Israel's attack on Palestine

Israeli strikes kill 60 Palestinians in Gaza

25 aid seekers among dead; Netanyahu says Gaza civilians ‘allowed to exit’
A malnourished Palestinian child receives a check-up at a medical point run by a local NGO affiliated with the Palestinian Health Ministry’s primary care programme, in al-Mawasi, Khan Yunis district, in the southern Gaza Strip, yesterday. Photo: AFP
  • Israeli military approves 'framework' for new offensive
  • Hamas holds more ceasefire negotiations in Egypt
  • Aid entering Gaza remains far from sufficient: UN

Israeli planes and tanks bombed multiple areas across the Gaza Strip yesterday, killing at least 60 Palestinians, including 25 aid seekers, according to residents and medical officials.

Hamas' chief negotiator, meanwhile, held talks with Egyptian mediators over a potential ceasefire, while Israel struck the territory's main city prior to a planned takeover and again invited Palestinians to leave.

Israeli Prime Minister Benjamin Netanyahu reiterated an idea - also enthusiastically floated by US President Donald Trump - that Palestinians should simply leave the enclave housing more than 2 million people after nearly two years of conflict.

"They're not being pushed out, they'll be allowed to exit," he told Israeli television channel i24NEWS. "All those who are concerned for the Palestinians and say they want to help the Palestinians should open their gates and stop lecturing us."

Armed forces chief Lieutenant General Eyal Zamir "approved the main framework for the IDF's operational plan in the Gaza Strip," a statement released by the Israeli army said.

Arabs and many world leaders are aghast at the idea of displacing the Gaza population, which Palestinians say would be like another "Nakba" (catastrophe) when hundreds of thousands fled or were forced out during a 1948 war.
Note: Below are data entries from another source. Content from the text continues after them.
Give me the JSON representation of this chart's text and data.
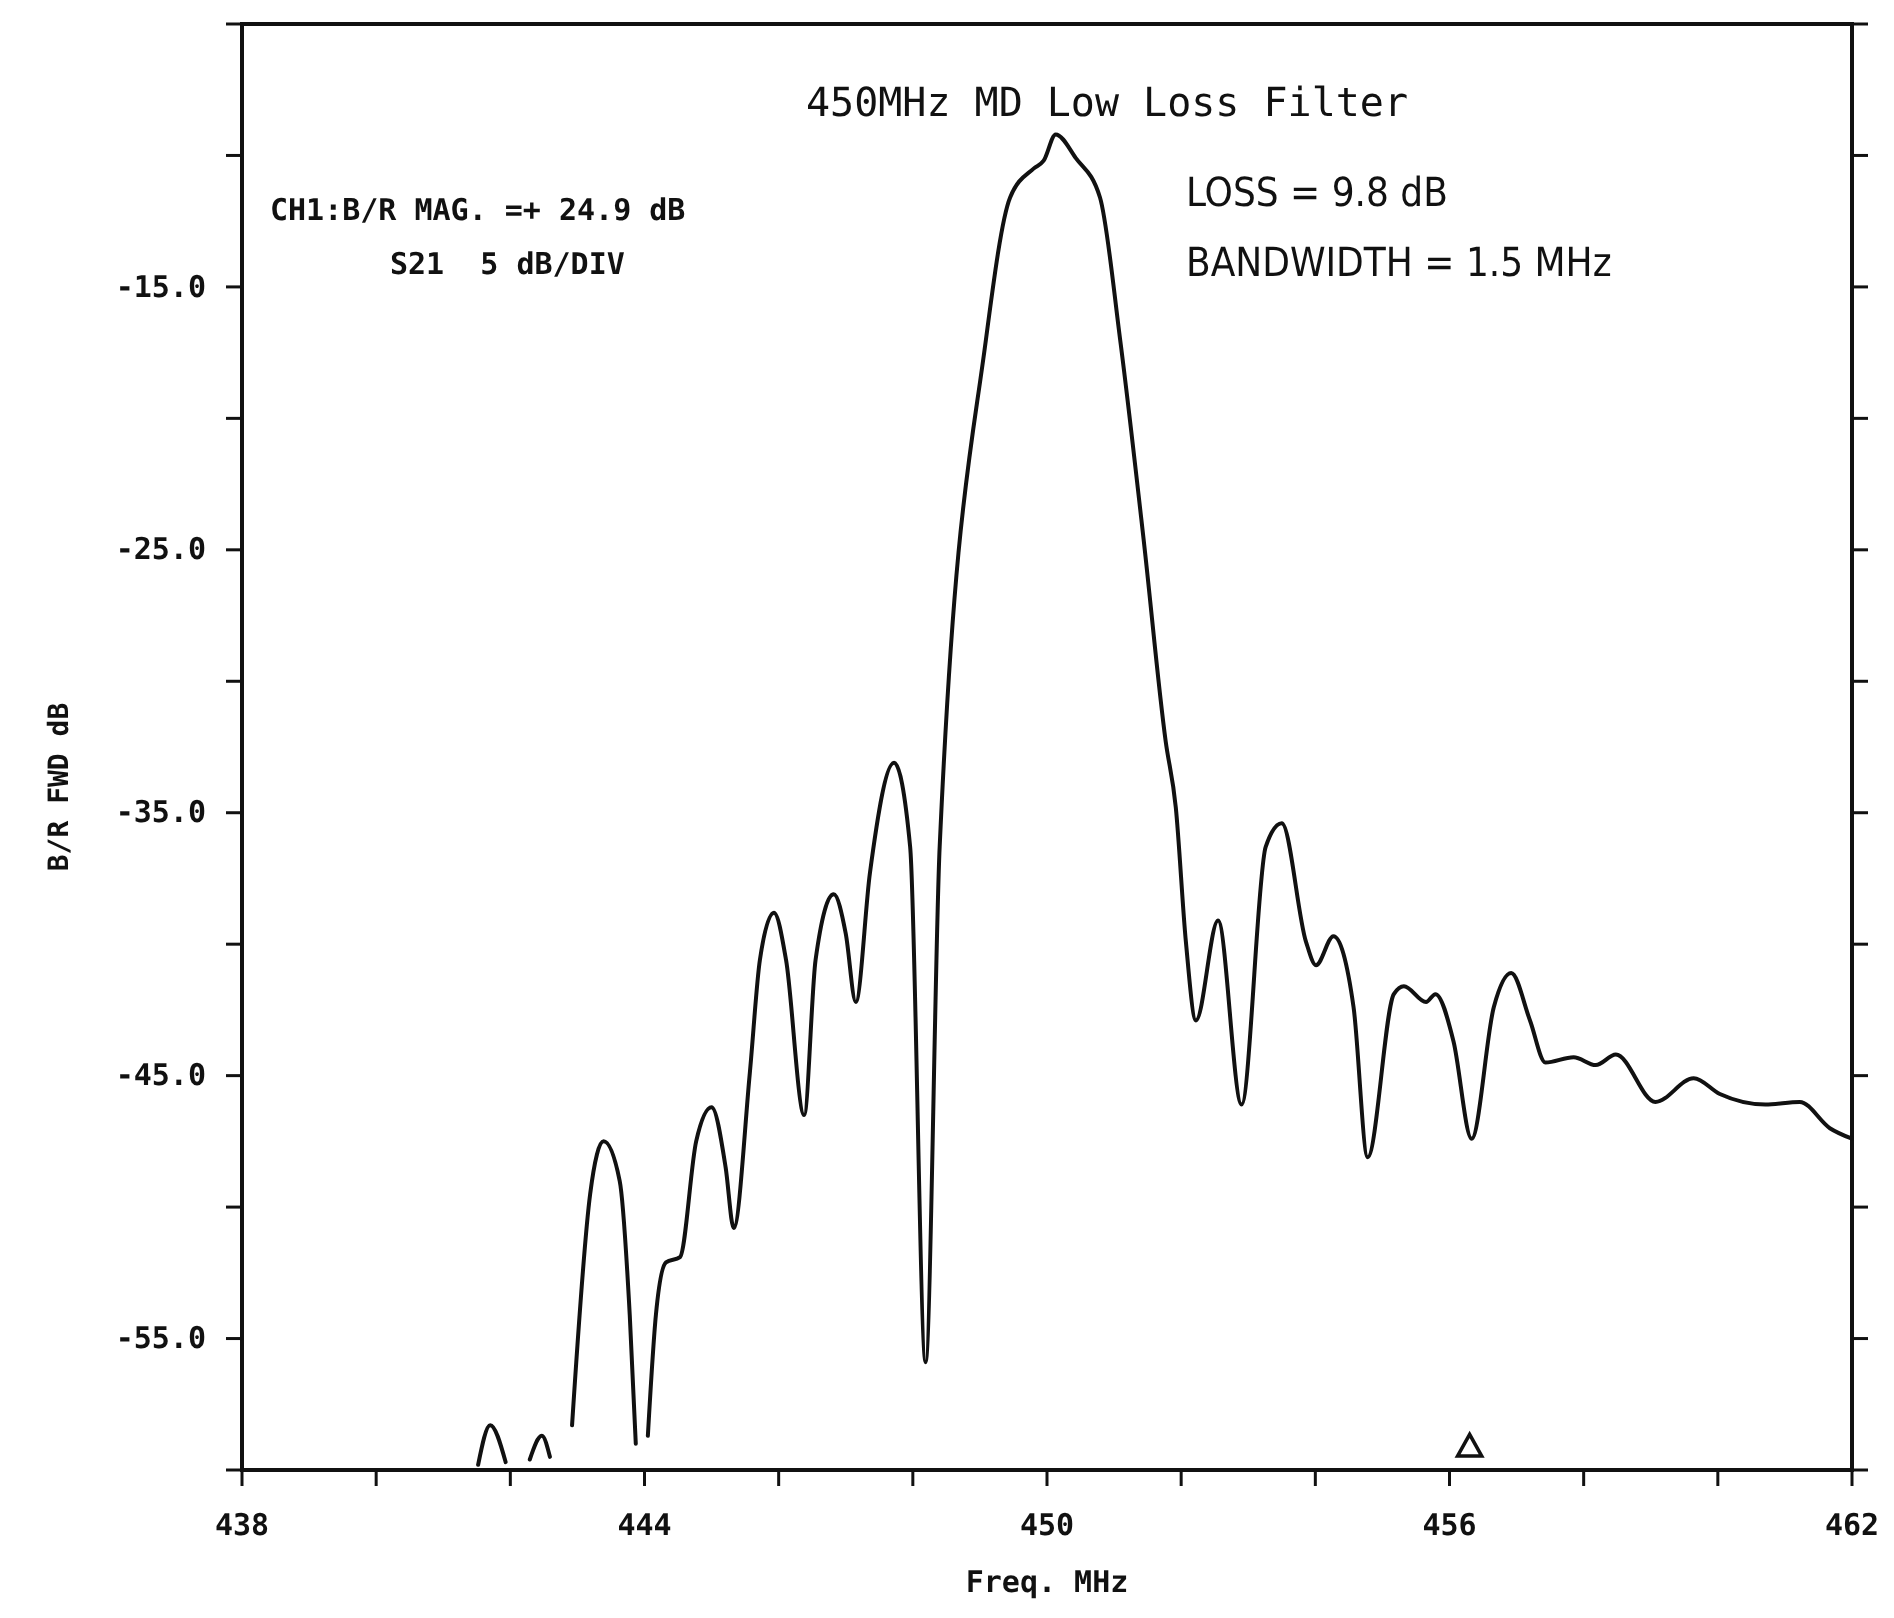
{
  "chart_data": {
    "type": "line",
    "title": "450MHz MD Low Loss Filter",
    "xlabel": "Freq. MHz",
    "ylabel": "B/R FWD dB",
    "annotations": [
      "CH1:B/R MAG. =+ 24.9 dB",
      "S21  5 dB/DIV",
      "LOSS = 9.8 dB",
      "BANDWIDTH = 1.5 MHz"
    ],
    "xlim": [
      438,
      462
    ],
    "ylim": [
      -60,
      -5
    ],
    "xticks": [
      438,
      {
        "value": 440,
        "label": null
      },
      {
        "value": 442,
        "label": null
      },
      444,
      {
        "value": 446,
        "label": null
      },
      {
        "value": 448,
        "label": null
      },
      450,
      {
        "value": 452,
        "label": null
      },
      {
        "value": 454,
        "label": null
      },
      456,
      {
        "value": 458,
        "label": null
      },
      {
        "value": 460,
        "label": null
      },
      462
    ],
    "yticks": [
      {
        "value": -60,
        "label": null
      },
      {
        "value": -55,
        "label": "-55.0"
      },
      {
        "value": -50,
        "label": null
      },
      {
        "value": -45,
        "label": "-45.0"
      },
      {
        "value": -40,
        "label": null
      },
      {
        "value": -35,
        "label": "-35.0"
      },
      {
        "value": -30,
        "label": null
      },
      {
        "value": -25,
        "label": "-25.0"
      },
      {
        "value": -20,
        "label": null
      },
      {
        "value": -15,
        "label": "-15.0"
      },
      {
        "value": -10,
        "label": null
      },
      {
        "value": -5,
        "label": null
      }
    ],
    "grid": false,
    "line_style": "solid",
    "marker": "none",
    "series": [
      {
        "color": "#111111",
        "x": [
          441.52,
          441.7,
          441.93,
          442.1,
          442.29,
          442.47,
          442.59,
          442.75,
          442.92,
          443.19,
          443.39,
          443.63,
          443.78,
          443.87,
          443.96,
          444.05,
          444.17,
          444.32,
          444.53,
          444.77,
          445.0,
          445.21,
          445.33,
          445.57,
          445.72,
          445.93,
          446.11,
          446.38,
          446.55,
          446.82,
          447.0,
          447.15,
          447.36,
          447.72,
          447.96,
          448.19,
          448.4,
          449.09,
          449.45,
          449.8,
          449.95,
          450.13,
          450.43,
          450.79,
          451.09,
          451.44,
          451.77,
          451.92,
          452.07,
          452.22,
          452.55,
          452.9,
          453.26,
          453.5,
          453.86,
          454.01,
          454.27,
          454.57,
          454.78,
          455.17,
          455.32,
          455.65,
          455.79,
          456.06,
          456.33,
          456.66,
          456.92,
          457.2,
          457.43,
          457.85,
          458.18,
          458.48,
          459.07,
          459.64,
          460.03,
          460.71,
          461.22,
          461.67,
          462.0
        ],
        "values": [
          -59.8,
          -58.3,
          -59.7,
          null,
          -59.6,
          -58.7,
          -59.5,
          null,
          -58.3,
          -49.5,
          -47.5,
          -49.0,
          -54.1,
          -59.0,
          null,
          -58.7,
          -54.1,
          -52.1,
          -51.9,
          -47.5,
          -46.2,
          -48.5,
          -50.8,
          -44.9,
          -40.6,
          -38.8,
          -40.6,
          -46.5,
          -40.6,
          -38.1,
          -39.6,
          -42.2,
          -37.3,
          -33.1,
          -36.3,
          -55.9,
          -36.3,
          -17.0,
          -11.6,
          -10.5,
          -10.2,
          -9.2,
          -10.1,
          -11.6,
          -17.0,
          -24.6,
          -32.3,
          -34.8,
          -39.9,
          -42.9,
          -39.1,
          -46.1,
          -36.3,
          -35.4,
          -39.9,
          -40.8,
          -39.7,
          -42.4,
          -48.1,
          -41.9,
          -41.6,
          -42.2,
          -41.9,
          -43.7,
          -47.4,
          -42.4,
          -41.1,
          -42.9,
          -44.5,
          -44.3,
          -44.6,
          -44.2,
          -46.0,
          -45.1,
          -45.7,
          -46.1,
          -46.0,
          -47.0,
          -47.4
        ]
      },
      {
        "type": "scatter",
        "color": "#111111",
        "marker": "triangle",
        "x": [
          456.3
        ],
        "values": [
          -59.1
        ]
      }
    ]
  }
}
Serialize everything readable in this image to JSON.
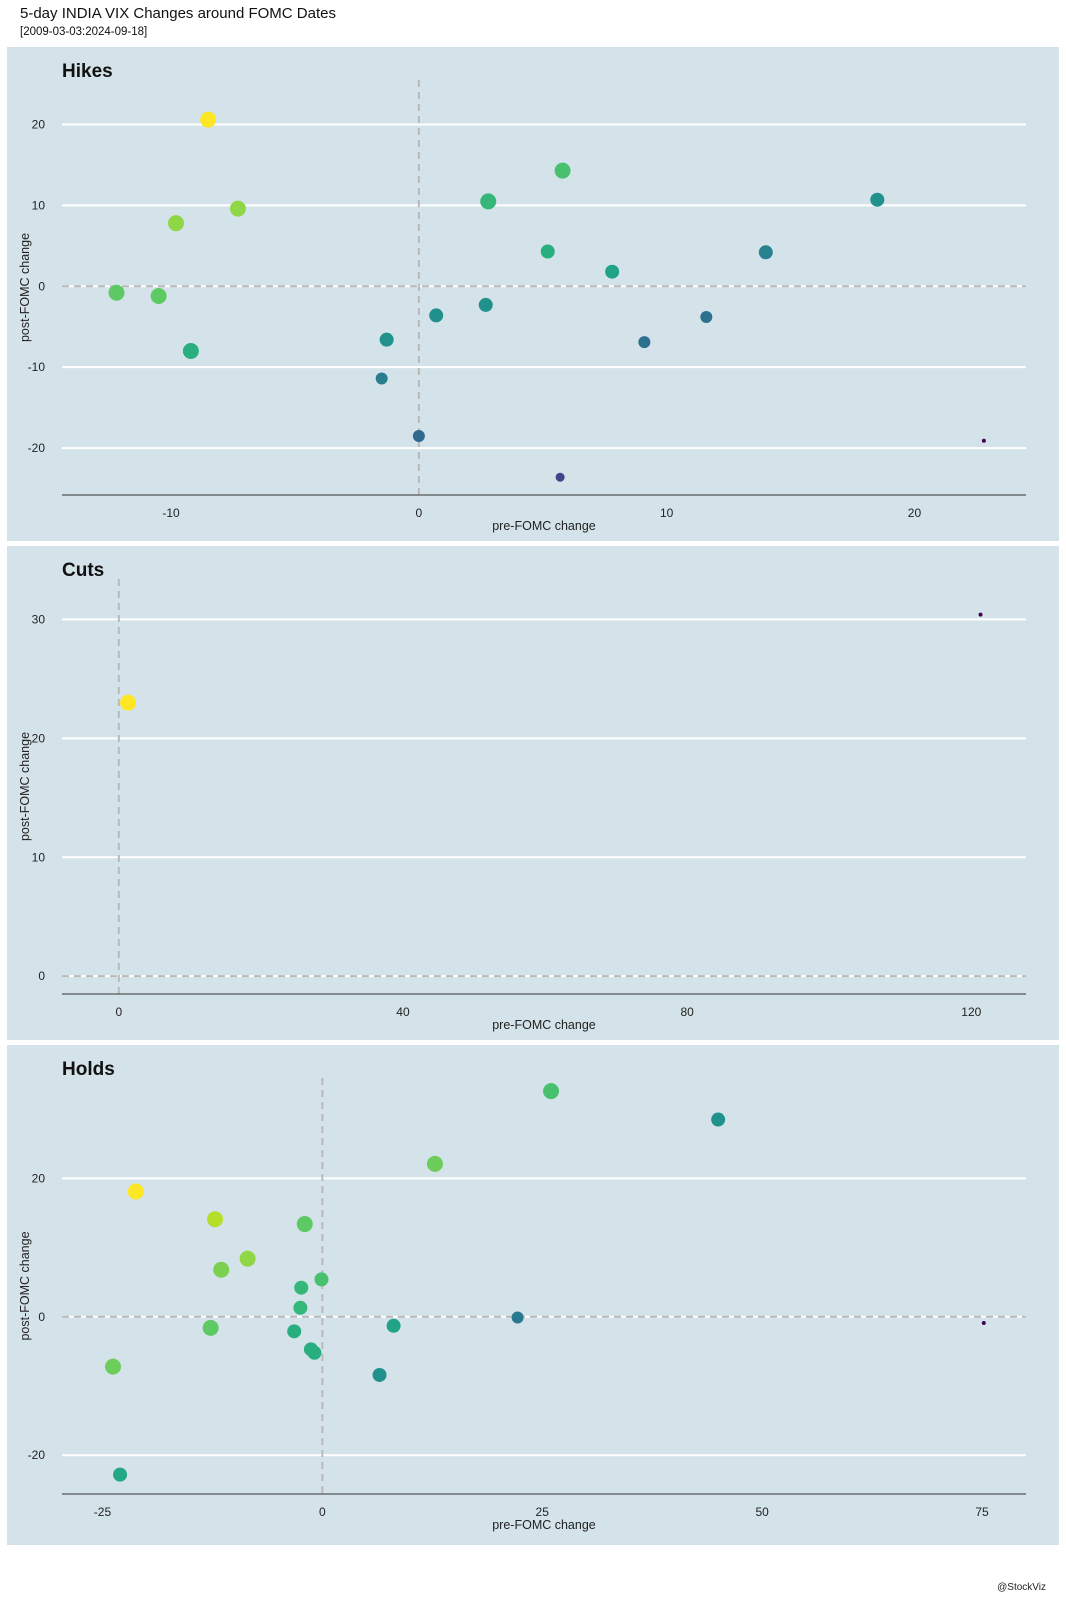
{
  "header": {
    "title": "5-day INDIA VIX Changes around FOMC Dates",
    "subtitle": "[2009-03-03:2024-09-18]"
  },
  "footer": {
    "credit": "@StockViz"
  },
  "colors": {
    "panel_bg": "#d4e3ea",
    "grid": "#ffffff",
    "zero_line": "#b9b9b9",
    "axis": "#333333",
    "palette": [
      "#440154",
      "#3b528b",
      "#21908d",
      "#5dc963",
      "#fde725"
    ]
  },
  "chart_data": [
    {
      "type": "scatter",
      "title": "Hikes",
      "xlabel": "pre-FOMC change",
      "ylabel": "post-FOMC change",
      "xlim": [
        -14.4,
        24.5
      ],
      "ylim": [
        -25.8,
        25.5
      ],
      "xticks": [
        -10,
        0,
        10,
        20
      ],
      "yticks": [
        -20,
        -10,
        0,
        10,
        20
      ],
      "grid": true,
      "legend": "none",
      "points": [
        {
          "x": -8.5,
          "y": 20.6,
          "color": "#fde725",
          "size": "large"
        },
        {
          "x": -9.8,
          "y": 7.8,
          "color": "#8fd744",
          "size": "large"
        },
        {
          "x": -7.3,
          "y": 9.6,
          "color": "#8fd744",
          "size": "large"
        },
        {
          "x": -12.2,
          "y": -0.8,
          "color": "#5dc963",
          "size": "large"
        },
        {
          "x": -10.5,
          "y": -1.2,
          "color": "#5dc963",
          "size": "large"
        },
        {
          "x": -9.2,
          "y": -8.0,
          "color": "#29af7f",
          "size": "large"
        },
        {
          "x": 5.8,
          "y": 14.3,
          "color": "#48c16e",
          "size": "large"
        },
        {
          "x": 2.8,
          "y": 10.5,
          "color": "#35b779",
          "size": "large"
        },
        {
          "x": 5.2,
          "y": 4.3,
          "color": "#29af7f",
          "size": "medium"
        },
        {
          "x": 7.8,
          "y": 1.8,
          "color": "#20a386",
          "size": "medium"
        },
        {
          "x": 0.7,
          "y": -3.6,
          "color": "#21908d",
          "size": "medium"
        },
        {
          "x": -1.3,
          "y": -6.6,
          "color": "#21918c",
          "size": "medium"
        },
        {
          "x": 2.7,
          "y": -2.3,
          "color": "#21918c",
          "size": "medium"
        },
        {
          "x": 14.0,
          "y": 4.2,
          "color": "#26828e",
          "size": "medium"
        },
        {
          "x": 18.5,
          "y": 10.7,
          "color": "#21918c",
          "size": "medium"
        },
        {
          "x": 11.6,
          "y": -3.8,
          "color": "#2c728e",
          "size": "small"
        },
        {
          "x": 9.1,
          "y": -6.9,
          "color": "#2c728e",
          "size": "small"
        },
        {
          "x": -1.5,
          "y": -11.4,
          "color": "#287d8e",
          "size": "small"
        },
        {
          "x": 0.0,
          "y": -18.5,
          "color": "#31688e",
          "size": "small"
        },
        {
          "x": 5.7,
          "y": -23.6,
          "color": "#414487",
          "size": "tiny"
        },
        {
          "x": 22.8,
          "y": -19.1,
          "color": "#440154",
          "size": "dot"
        }
      ]
    },
    {
      "type": "scatter",
      "title": "Cuts",
      "xlabel": "pre-FOMC change",
      "ylabel": "post-FOMC change",
      "xlim": [
        -8,
        127.7
      ],
      "ylim": [
        -1.5,
        33.4
      ],
      "xticks": [
        0,
        40,
        80,
        120
      ],
      "yticks": [
        0,
        10,
        20,
        30
      ],
      "grid": true,
      "legend": "none",
      "points": [
        {
          "x": 1.3,
          "y": 23.0,
          "color": "#fde725",
          "size": "large"
        },
        {
          "x": 121.3,
          "y": 30.4,
          "color": "#440154",
          "size": "dot"
        }
      ]
    },
    {
      "type": "scatter",
      "title": "Holds",
      "xlabel": "pre-FOMC change",
      "ylabel": "post-FOMC change",
      "xlim": [
        -29.6,
        80.0
      ],
      "ylim": [
        -25.6,
        34.5
      ],
      "xticks": [
        -25,
        0,
        25,
        50,
        75
      ],
      "yticks": [
        -20,
        0,
        20
      ],
      "grid": true,
      "legend": "none",
      "points": [
        {
          "x": -21.2,
          "y": 18.1,
          "color": "#fde725",
          "size": "large"
        },
        {
          "x": -12.2,
          "y": 14.1,
          "color": "#b5de2b",
          "size": "large"
        },
        {
          "x": -8.5,
          "y": 8.4,
          "color": "#8fd744",
          "size": "large"
        },
        {
          "x": -11.5,
          "y": 6.8,
          "color": "#7ad151",
          "size": "large"
        },
        {
          "x": 12.8,
          "y": 22.1,
          "color": "#6ccd5a",
          "size": "large"
        },
        {
          "x": -23.8,
          "y": -7.2,
          "color": "#6ccd5a",
          "size": "large"
        },
        {
          "x": -12.7,
          "y": -1.6,
          "color": "#5dc963",
          "size": "large"
        },
        {
          "x": -2.0,
          "y": 13.4,
          "color": "#5dc963",
          "size": "large"
        },
        {
          "x": 26.0,
          "y": 32.6,
          "color": "#48c16e",
          "size": "large"
        },
        {
          "x": -0.1,
          "y": 5.4,
          "color": "#48c16e",
          "size": "medium"
        },
        {
          "x": -2.4,
          "y": 4.2,
          "color": "#35b779",
          "size": "medium"
        },
        {
          "x": -2.5,
          "y": 1.3,
          "color": "#35b779",
          "size": "medium"
        },
        {
          "x": -3.2,
          "y": -2.1,
          "color": "#29af7f",
          "size": "medium"
        },
        {
          "x": -1.3,
          "y": -4.7,
          "color": "#29af7f",
          "size": "medium"
        },
        {
          "x": -0.9,
          "y": -5.2,
          "color": "#29af7f",
          "size": "medium"
        },
        {
          "x": 8.1,
          "y": -1.3,
          "color": "#20a386",
          "size": "medium"
        },
        {
          "x": -23.0,
          "y": -22.8,
          "color": "#22a884",
          "size": "medium"
        },
        {
          "x": 6.5,
          "y": -8.4,
          "color": "#21918c",
          "size": "medium"
        },
        {
          "x": 45.0,
          "y": 28.5,
          "color": "#21918c",
          "size": "medium"
        },
        {
          "x": 22.2,
          "y": -0.1,
          "color": "#2a788e",
          "size": "small"
        },
        {
          "x": 75.2,
          "y": -0.9,
          "color": "#440154",
          "size": "dot"
        }
      ]
    }
  ]
}
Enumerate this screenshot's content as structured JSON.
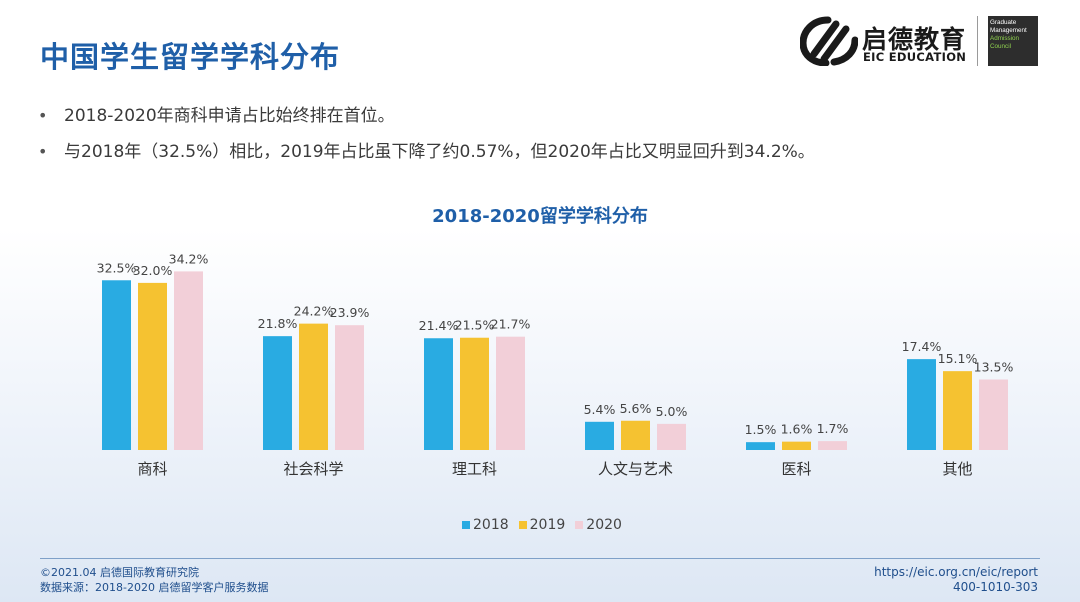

Israeli planes and tanks bombed eastern areas of Gaza City heavily, residents said yesterday, with many homes destroyed in the Zeitoun and Shejaia neighbourhoods overnight.

At least 60 Palestinians, including at least 25 aid seekers, were killed in the strikes, reports Al Jazeera online. Al-Ahli hospital said 12 people were killed in an airstrike on a home in Zeitoun.

Tanks also destroyed several houses in the east of Khan Younis in south Gaza too, while in the centre Israeli gunfire killed nine aid-seekers in two separate incidents, Palestinian medics said. Israel's military did not comment.

Hamas chief negotiator Khalil Al-Hayya's meetings with Egyptian officials in Cairo were to focus on stopping the offensive, delivering aid and "ending the suffering of our people in Gaza," Hamas official Taher al-Nono said in a statement.

Egyptian security sources said the talks would also discuss the possibility of a comprehensive ceasefire that would see Hamas relinquish governance in Gaza and concede its weapons.

A Hamas official told Reuters the group was open to all ideas if Israel pulls out. However, "Laying down arms before the occupation is dismissed is impossible," the official, who asked not to be named, told Reuters.

Meanwhile, the United Nations and Palestinians said aid entering Gaza remains far from sufficient, as the humanitarian crisis in the enclave had reached "unimaginable levels".

The Israeli military yesterday said that nearly 320 trucks entered Gaza through the Kerem Shalom and Zikim crossings and that a further nearly 320 trucks were collected and distributed by the UN and international organizations in the past 24 hours along with three tankers of fuel and 97 pallets of air-dropped aid.